Alternatively, described control unit 121 can be specifically for：Using auditory localization technology, control camera head shoots to be said The video of words person.

Further, described control unit 121 can be specifically for：Using auditory localization technology and with reference to presetting bit or figure As identification technology, control camera head shoots the video of talker.

It should be noted that first camera head and second camera head can be connected by attachment means Together, it is also possible to separate.
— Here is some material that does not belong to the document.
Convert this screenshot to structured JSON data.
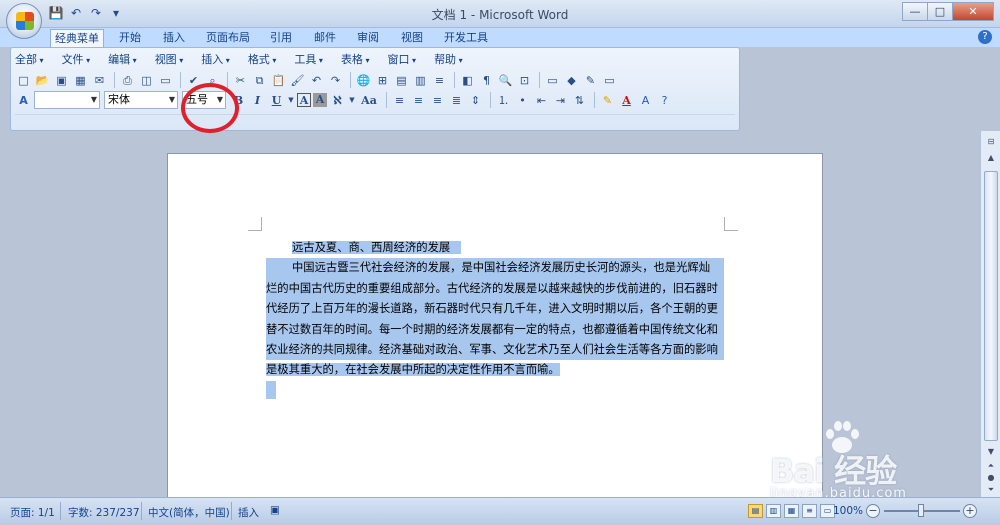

In the present embodiment, when someone starts speech, control unit 121 controls wherein one camera head to shoot current speech The video of person, processing unit 122 after the video for successfully getting current speakers, by the video frequency output.Now, it is another Platform camera head is in the armed state for preparing next talker of current speakers described in track up.As follow-up talker When changing, control unit 121 can immediately control the camera head in the armed state to shoot the current speech The video of next talker of person.Due to it there is change since the position of talker, the conjunction of talker after being changed to acquisition The process of suitable video needs the time, and the picture that the present embodiment exports remote site in the meantime need not first be switched to meeting-place Panorama, but the video of talker before changing is continued to output, in such manner, it is possible to video switching times are reduced, so that picture is connected Closely, the video of output is more smooth.Being additionally, since control unit 121 controls two camera head reverse shots currently to talk The video of person, even if there is talker in meeting-place rapidly alternately talking, two camera heads also being capable of reverse shot speech The facial picture of person, more retains valuable conferencing information.

Alternatively, in another embodiment of the invention, processing unit 122 can be with the full frame output current speakers' Video.Processing unit 122 specifically for：After the video for successfully obtaining the current speakers, the current speech is set The video full screen display of person, after accomplishing the setting up, the video of the full frame output current speakers；Described currently said successfully obtaining Before the video of words person, the video of the previous talker of the full frame output current speakers.

By the video of the full frame output current speakers, the participant of remote site can clearly observe The facial feature of the current speakers, these facial features may include important conferencing information, so, can be further Retain valuable conferencing information.

Alternatively, in another embodiment of the present invention, processing unit 122 can simultaneously export institute in a form of picture-in-picture State the video of the previous talker of current speakers and the current speakers.

Processing unit 122 specifically for：After the video for successfully obtaining the current speakers, setting is described currently to be said The video of the previous talker of the video of words person and the current speakers is shown in a form of picture-in-picture；Wherein, institute Picture-in-picture is stated including the first picture and the second in first picture, smaller than first picture picture is included in, in institute State and show the current speakers in the first picture, show that the previous of the current speakers is said in second picture Words person；After being provided with, the previous of the current speakers and the current speakers is exported simultaneously in a form of picture-in-picture The video of talker.

Control unit 121 is additionally operable to：When current speakers are changed to three talkers from second talker, control First camera head shoots the video of the 3rd talker, wherein, the 3rd talker is and second talker position Put different next talkers.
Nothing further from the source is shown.